In previous episodes, Axe’s grimaces and abstracted looks pointed indicated that he might possibly be feeling remorse for what he’d done. But in his conversation with Wendy, he opens up, raising one of the questions which inevitably comes up whenever a morally ambiguous character like Axe is dominant on a prestige drama (red alert: The Sopranos, which Billions is only becoming more and more like). On Billions, as usual, it’s posed a bit more directly. “People who have the capacity to feel nothing are called sociopaths, is that what I am?” Bobby asks. Thanks, also, to Axe for defining the term for the audience.

Of course, the fact that he is even worrying about whether he is a sociopath, and thinking about what he did to Donnie in the terms that he did, makes him not quite a sociopath. No, Axe didn’t love Donnie — at least enough. When he died, he felt “relief.” But Axe, at least, “gives a shit,” as Wendy so technically puts it. He is “simply practiced at turning off his emotions.

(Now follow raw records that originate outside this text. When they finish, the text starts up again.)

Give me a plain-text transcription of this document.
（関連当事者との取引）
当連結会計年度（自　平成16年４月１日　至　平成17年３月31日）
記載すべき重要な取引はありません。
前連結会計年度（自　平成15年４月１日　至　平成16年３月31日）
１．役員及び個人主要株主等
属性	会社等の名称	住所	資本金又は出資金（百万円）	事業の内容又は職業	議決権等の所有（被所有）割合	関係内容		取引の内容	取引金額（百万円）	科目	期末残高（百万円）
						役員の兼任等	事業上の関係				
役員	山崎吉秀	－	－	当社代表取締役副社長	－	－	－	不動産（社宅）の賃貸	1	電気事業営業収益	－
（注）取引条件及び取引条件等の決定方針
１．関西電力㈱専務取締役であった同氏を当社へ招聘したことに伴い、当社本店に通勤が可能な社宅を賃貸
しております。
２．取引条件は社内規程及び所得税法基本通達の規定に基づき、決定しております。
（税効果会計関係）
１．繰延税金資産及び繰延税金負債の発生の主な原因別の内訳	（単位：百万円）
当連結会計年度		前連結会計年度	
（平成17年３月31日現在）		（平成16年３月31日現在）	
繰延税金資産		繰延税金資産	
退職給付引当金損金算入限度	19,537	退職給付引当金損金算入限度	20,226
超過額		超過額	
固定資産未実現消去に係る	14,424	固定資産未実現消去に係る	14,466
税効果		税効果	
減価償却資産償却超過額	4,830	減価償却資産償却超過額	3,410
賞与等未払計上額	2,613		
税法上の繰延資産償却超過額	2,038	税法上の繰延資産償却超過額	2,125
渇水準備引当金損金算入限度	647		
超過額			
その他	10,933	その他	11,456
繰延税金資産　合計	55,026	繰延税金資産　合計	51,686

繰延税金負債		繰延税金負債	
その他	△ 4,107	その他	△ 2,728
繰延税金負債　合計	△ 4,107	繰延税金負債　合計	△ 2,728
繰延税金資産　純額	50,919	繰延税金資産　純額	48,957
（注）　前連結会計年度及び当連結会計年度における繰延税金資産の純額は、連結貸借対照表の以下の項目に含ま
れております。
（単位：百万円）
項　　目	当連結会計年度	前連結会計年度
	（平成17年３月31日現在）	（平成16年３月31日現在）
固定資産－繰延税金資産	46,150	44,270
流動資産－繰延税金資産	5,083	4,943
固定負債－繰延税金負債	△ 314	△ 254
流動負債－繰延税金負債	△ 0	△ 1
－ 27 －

The question then is: With Axe feeling guilty and unbalanced, will he decide to change his ways — to explore his emotions and motivations before he descends back into battle to save his company? It remains unclear whether the huge loss for Axe Capital will in any way leave him exposed to law enforcement, and if the now-boxed-away case against the company can even be revived at all. But the episode ends with Chuck stealing Wendy’s notes on the session, in his most cold-blooded move in the series yet. So likely, he will find a way to make anything he can use against stick; after all, he’s got burning jealousy on his side.